Larry T. Gurley v. Charles E. Wilson, Secretary of Defense

PER CURIAM.

That laches may bar appellant’s relief is not to be doubted, Grasse v. Snyder, 1951, 89 U.S.App.D.C. 352, 192 F.2d 35, indeed the doctrine may be applicable here. But the record lacks findings as to the particulars upon which the court relied when appellees’ motion for summary judgment was granted on that ground.

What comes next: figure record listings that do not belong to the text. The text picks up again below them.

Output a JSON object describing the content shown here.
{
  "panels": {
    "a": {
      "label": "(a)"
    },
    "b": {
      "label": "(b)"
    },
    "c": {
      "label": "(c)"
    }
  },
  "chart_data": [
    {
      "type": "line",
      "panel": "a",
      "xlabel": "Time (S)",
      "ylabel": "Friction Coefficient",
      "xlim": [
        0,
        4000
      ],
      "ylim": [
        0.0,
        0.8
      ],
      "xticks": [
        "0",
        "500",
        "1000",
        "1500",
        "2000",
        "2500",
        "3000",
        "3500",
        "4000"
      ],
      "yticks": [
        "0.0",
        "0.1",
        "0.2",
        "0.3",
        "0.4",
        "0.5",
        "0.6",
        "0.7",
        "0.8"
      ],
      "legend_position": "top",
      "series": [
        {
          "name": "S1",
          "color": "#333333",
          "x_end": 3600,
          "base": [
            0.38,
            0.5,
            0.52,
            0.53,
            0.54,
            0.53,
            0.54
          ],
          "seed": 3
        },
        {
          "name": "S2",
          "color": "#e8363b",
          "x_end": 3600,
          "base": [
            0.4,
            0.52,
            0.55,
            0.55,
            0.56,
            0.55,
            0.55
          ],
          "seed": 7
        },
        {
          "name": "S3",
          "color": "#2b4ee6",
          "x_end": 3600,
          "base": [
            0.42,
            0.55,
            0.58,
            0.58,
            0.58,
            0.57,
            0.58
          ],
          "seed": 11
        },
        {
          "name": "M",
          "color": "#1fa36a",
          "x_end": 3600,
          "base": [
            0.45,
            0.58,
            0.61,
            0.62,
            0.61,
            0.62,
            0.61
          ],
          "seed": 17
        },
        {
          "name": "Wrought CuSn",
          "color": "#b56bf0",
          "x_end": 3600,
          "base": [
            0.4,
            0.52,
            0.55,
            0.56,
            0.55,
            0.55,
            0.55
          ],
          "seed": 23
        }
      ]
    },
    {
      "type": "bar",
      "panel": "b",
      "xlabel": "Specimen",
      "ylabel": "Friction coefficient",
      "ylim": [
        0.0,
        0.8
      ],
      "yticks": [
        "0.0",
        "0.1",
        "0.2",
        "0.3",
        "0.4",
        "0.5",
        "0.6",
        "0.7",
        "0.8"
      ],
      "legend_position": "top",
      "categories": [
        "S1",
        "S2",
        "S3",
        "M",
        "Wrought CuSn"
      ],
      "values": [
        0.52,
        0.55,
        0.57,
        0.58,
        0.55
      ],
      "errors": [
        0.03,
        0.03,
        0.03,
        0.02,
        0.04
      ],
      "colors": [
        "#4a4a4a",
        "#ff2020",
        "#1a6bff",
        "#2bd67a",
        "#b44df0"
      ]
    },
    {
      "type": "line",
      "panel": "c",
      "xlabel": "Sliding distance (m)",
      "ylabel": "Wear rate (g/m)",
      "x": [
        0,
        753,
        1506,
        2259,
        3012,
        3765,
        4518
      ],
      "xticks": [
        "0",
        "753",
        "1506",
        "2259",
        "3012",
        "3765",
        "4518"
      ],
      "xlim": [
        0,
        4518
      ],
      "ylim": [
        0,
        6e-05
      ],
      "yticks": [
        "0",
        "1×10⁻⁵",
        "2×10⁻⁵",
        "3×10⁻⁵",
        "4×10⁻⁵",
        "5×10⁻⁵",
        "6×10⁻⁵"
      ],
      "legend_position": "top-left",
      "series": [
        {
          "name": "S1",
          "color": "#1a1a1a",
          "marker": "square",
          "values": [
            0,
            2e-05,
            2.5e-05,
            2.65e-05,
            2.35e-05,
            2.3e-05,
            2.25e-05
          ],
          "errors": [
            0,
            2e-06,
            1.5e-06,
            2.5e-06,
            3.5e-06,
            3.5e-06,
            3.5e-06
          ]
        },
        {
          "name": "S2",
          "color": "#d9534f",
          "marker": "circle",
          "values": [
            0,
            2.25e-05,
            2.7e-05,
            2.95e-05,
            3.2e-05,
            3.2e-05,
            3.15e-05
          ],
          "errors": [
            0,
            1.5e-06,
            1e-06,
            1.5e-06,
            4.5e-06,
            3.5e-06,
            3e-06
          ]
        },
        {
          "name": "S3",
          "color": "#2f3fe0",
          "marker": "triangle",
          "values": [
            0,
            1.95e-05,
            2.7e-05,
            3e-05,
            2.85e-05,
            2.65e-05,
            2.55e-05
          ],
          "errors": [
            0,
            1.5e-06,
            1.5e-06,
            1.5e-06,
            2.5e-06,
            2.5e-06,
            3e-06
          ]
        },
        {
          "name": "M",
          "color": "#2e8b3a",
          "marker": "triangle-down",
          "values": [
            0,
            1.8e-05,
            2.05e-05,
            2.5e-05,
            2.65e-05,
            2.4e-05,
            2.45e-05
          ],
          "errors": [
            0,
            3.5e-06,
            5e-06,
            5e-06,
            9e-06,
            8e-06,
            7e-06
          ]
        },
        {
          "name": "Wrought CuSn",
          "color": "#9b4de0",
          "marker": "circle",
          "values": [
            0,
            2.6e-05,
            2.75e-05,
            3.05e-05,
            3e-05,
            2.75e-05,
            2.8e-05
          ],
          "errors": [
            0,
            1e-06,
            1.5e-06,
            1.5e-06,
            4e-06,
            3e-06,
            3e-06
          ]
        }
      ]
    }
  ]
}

The appellant had been discharged from Government employ for failure to pay to a Government dispensary a charge of $2 which a personnel officer decided constituted a just debt. Appellant clearly alleged that he had been denied a hearing on the merits of his defense to the alleged debt, although Army Orders “T”,* here invoked against him, contemplates discharge for nonpayment only if the indebtedness has been contracted and remains unpaid “without sufficient excuse or reason.” Appellees’ motion must be taken to have admitted the allegations of the complaint. Accordingly, there would seem to remain a genuine issue as to a material fact.

Reversed.

Also relied upon in Carter v. Forrestal, 1949, 85 U.S.App.D.C. 53, 54, 175 F.2d 364, 365, certiorari denied 1949, 338 U.S. 832, 70 S.Ct. 47, 94 L.Ed. 507.